In October 2013 when the Marketplace Notice became due, there were a lot of questions about who was covered by the Fair Labor Standards Act (FLSA) and therefore, had to comply with the Affordable Care Act (ACA) Marketplace Notice requirement. If you’re still unsure what entities are covered by the FLSA, you can research here.
It is impossible to comply with the ACA without first complying with the FLSA. There are three areas of the FLSA that will actually prevent ACA compliance:
- Compensable time
- Job descriptions
- Worker classification
The ACA requires all Applicable Large Employers (ALE) to offer coverage to employees who have 30 hours of service per week/130 per month (FT). The law also requires employers to count hours of service (compensable time) for FT and full-time equivalent (FTE) to determine if they are an ALE. If employers are not tracking time and paying it correctly (federal, state and local ordinances), their hours of service will be incorrect. There are other areas of FLSA to consider for compensable time like the Portal to Portal Pay Act and Donning and Doffing rules. It wouldn’t take long to start missing 15 minutes here and there over the course of a week to put an employee over 30 hours, and perhaps the cumulative difference would make the employer an ALE.
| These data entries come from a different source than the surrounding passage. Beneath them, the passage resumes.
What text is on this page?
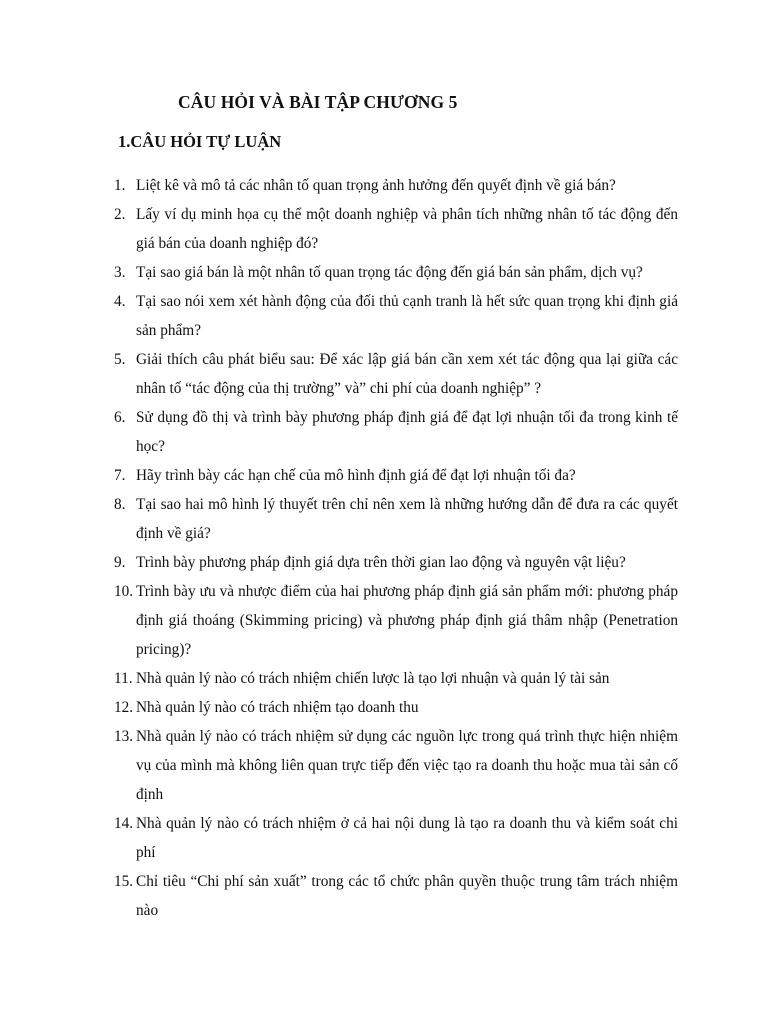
CÂU HỎI VÀ BÀI TẬP CHƯƠNG 5
1.CÂU HỎI TỰ LUẬN
1. Liệt kê và mô tả các nhân tố quan trọng ảnh hưởng đến quyết định về giá bán?
2. Lấy ví dụ minh họa cụ thể một doanh nghiệp và phân tích những nhân tố tác động đến giá bán của doanh nghiệp đó?
3. Tại sao giá bán là một nhân tố quan trọng tác động đến giá bán sản phẩm, dịch vụ?
4. Tại sao nói xem xét hành động của đối thủ cạnh tranh là hết sức quan trọng khi định giá sản phẩm?
5. Giải thích câu phát biểu sau: Để xác lập giá bán cần xem xét tác động qua lại giữa các nhân tố “tác động của thị trường” và” chi phí của doanh nghiệp” ?
6. Sử dụng đồ thị và trình bày phương pháp định giá để đạt lợi nhuận tối đa trong kinh tế học?
7. Hãy trình bày các hạn chế của mô hình định giá để đạt lợi nhuận tối đa?
8. Tại sao hai mô hình lý thuyết trên chỉ nên xem là những hướng dẫn để đưa ra các quyết định về giá?
9. Trình bày phương pháp định giá dựa trên thời gian lao động và nguyên vật liệu?
10. Trình bày ưu và nhược điểm của hai phương pháp định giá sản phẩm mới: phương pháp định giá thoáng (Skimming pricing) và phương pháp định giá thâm nhập (Penetration pricing)?
11. Nhà quản lý nào có trách nhiệm chiến lược là tạo lợi nhuận và quản lý tài sản
12. Nhà quản lý nào có trách nhiệm tạo doanh thu
13. Nhà quản lý nào có trách nhiệm sử dụng các nguồn lực trong quá trình thực hiện nhiệm vụ của mình mà không liên quan trực tiếp đến việc tạo ra doanh thu hoặc mua tài sản cố định
14. Nhà quản lý nào có trách nhiệm ở cả hai nội dung là tạo ra doanh thu và kiểm soát chi phí
15. Chỉ tiêu “Chi phí sản xuất” trong các tổ chức phân quyền thuộc trung tâm trách nhiệm nào
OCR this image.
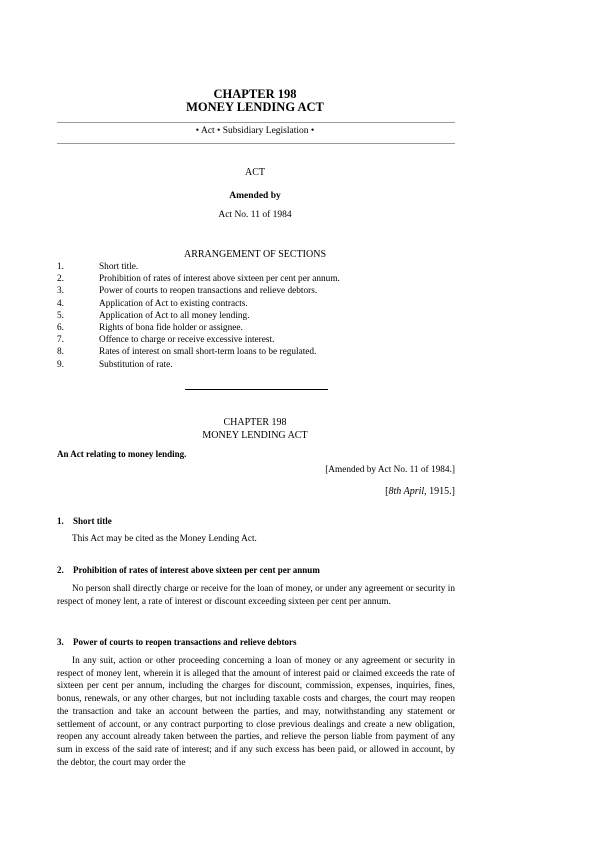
CHAPTER 198
MONEY LENDING ACT
• Act • Subsidiary Legislation •
ACT
Amended by
Act No. 11 of 1984
ARRANGEMENT OF SECTIONS
1.	Short title.
2.	Prohibition of rates of interest above sixteen per cent per annum.
3.	Power of courts to reopen transactions and relieve debtors.
4.	Application of Act to existing contracts.
5.	Application of Act to all money lending.
6.	Rights of bona fide holder or assignee.
7.	Offence to charge or receive excessive interest.
8.	Rates of interest on small short-term loans to be regulated.
9.	Substitution of rate.
CHAPTER 198
MONEY LENDING ACT
An Act relating to money lending.
[Amended by Act No. 11 of 1984.]
[8th April, 1915.]
1. Short title
This Act may be cited as the Money Lending Act.
2. Prohibition of rates of interest above sixteen per cent per annum
No person shall directly charge or receive for the loan of money, or under any agreement or security in respect of money lent, a rate of interest or discount exceeding sixteen per cent per annum.
3. Power of courts to reopen transactions and relieve debtors
In any suit, action or other proceeding concerning a loan of money or any agreement or security in respect of money lent, wherein it is alleged that the amount of interest paid or claimed exceeds the rate of sixteen per cent per annum, including the charges for discount, commission, expenses, inquiries, fines, bonus, renewals, or any other charges, but not including taxable costs and charges, the court may reopen the transaction and take an account between the parties, and may, notwithstanding any statement or settlement of account, or any contract purporting to close previous dealings and create a new obligation, reopen any account already taken between the parties, and relieve the person liable from payment of any sum in excess of the said rate of interest; and if any such excess has been paid, or allowed in account, by the debtor, the court may order the
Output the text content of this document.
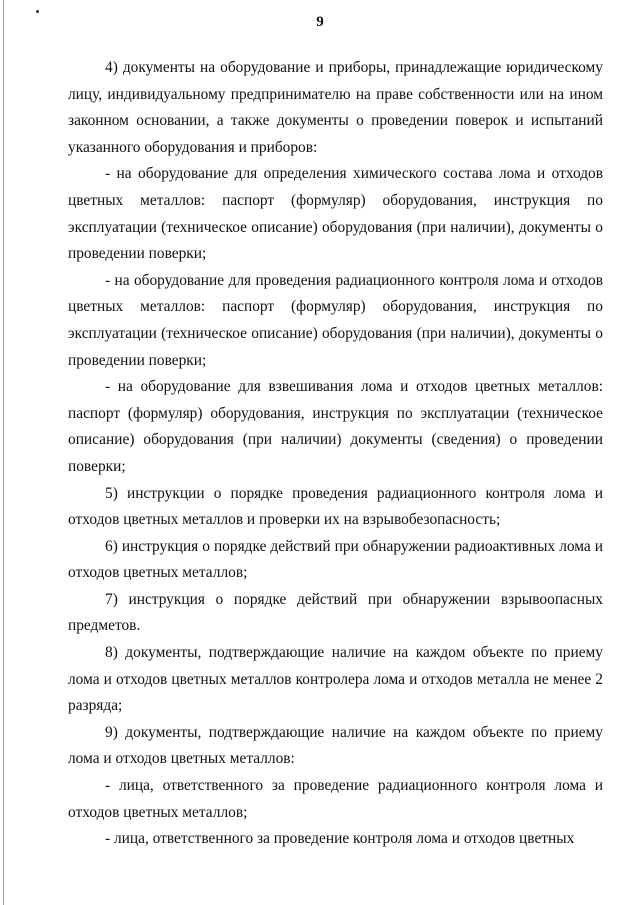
9

4) документы на оборудование и приборы, принадлежащие юридическому лицу, индивидуальному предпринимателю на праве собственности или на ином законном основании, а также документы о проведении поверок и испытаний указанного оборудования и приборов:

- на оборудование для определения химического состава лома и отходов цветных металлов: паспорт (формуляр) оборудования, инструкция по эксплуатации (техническое описание) оборудования (при наличии), документы о проведении поверки;

- на оборудование для проведения радиационного контроля лома и отходов цветных металлов: паспорт (формуляр) оборудования, инструкция по эксплуатации (техническое описание) оборудования (при наличии), документы о проведении поверки;

- на оборудование для взвешивания лома и отходов цветных металлов: паспорт (формуляр) оборудования, инструкция по эксплуатации (техническое описание) оборудования (при наличии) документы (сведения) о проведении поверки;

5) инструкции о порядке проведения радиационного контроля лома и отходов цветных металлов и проверки их на взрывобезопасность;

6) инструкция о порядке действий при обнаружении радиоактивных лома и отходов цветных металлов;

7) инструкция о порядке действий при обнаружении взрывоопасных предметов.

8) документы, подтверждающие наличие на каждом объекте по приему лома и отходов цветных металлов контролера лома и отходов металла не менее 2 разряда;

9) документы, подтверждающие наличие на каждом объекте по приему лома и отходов цветных металлов:

- лица, ответственного за проведение радиационного контроля лома и отходов цветных металлов;

- лица, ответственного за проведение контроля лома и отходов цветных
One of the five most requested documents in a wrongful termination lawsuit is a job description. Lack of concise descriptions will also cause problems with keeping either your FT count at bay or having to cover individuals you didn’t plan on. Now is a good time to do a comprehensive review of all job descriptions to see if they fit the location and job type they are assigned to. Assess them for FLSA and ACA compliance and finally train all staff that will touch these employees. They need to understand the importance of adhering to job descriptions.
Worker classification noncompliance is only exacerbated by the ACA. Focus on it has occurred for some time now by the DOL’s Wage & Hour Division as well as the IRS. The ACA’s employer mandate only covers common law employees. In addition to current penalties from the DOL and IRS for improper classification, penalties can be assessed if someone who should have been a common law employee was not offered coverage timely. Take the time to reexamine how you classify employees. Look at the behavioral and financial control and relationship you have with them. If you’re still unsure, you can request assistance from the IRS using Form SS-8. Improper worker classification is costly any way you look at it.
Now is a great time to review your daily processes and procedures and confirm your FLSA and ACA compliance. Know which law required them so you understand how a new law will affect you. The ACA amended our tax code, ERISA and the FLSA among others.
Review your policies and procedures to confirm your FLSA and ACA compliance – not just because someone said so!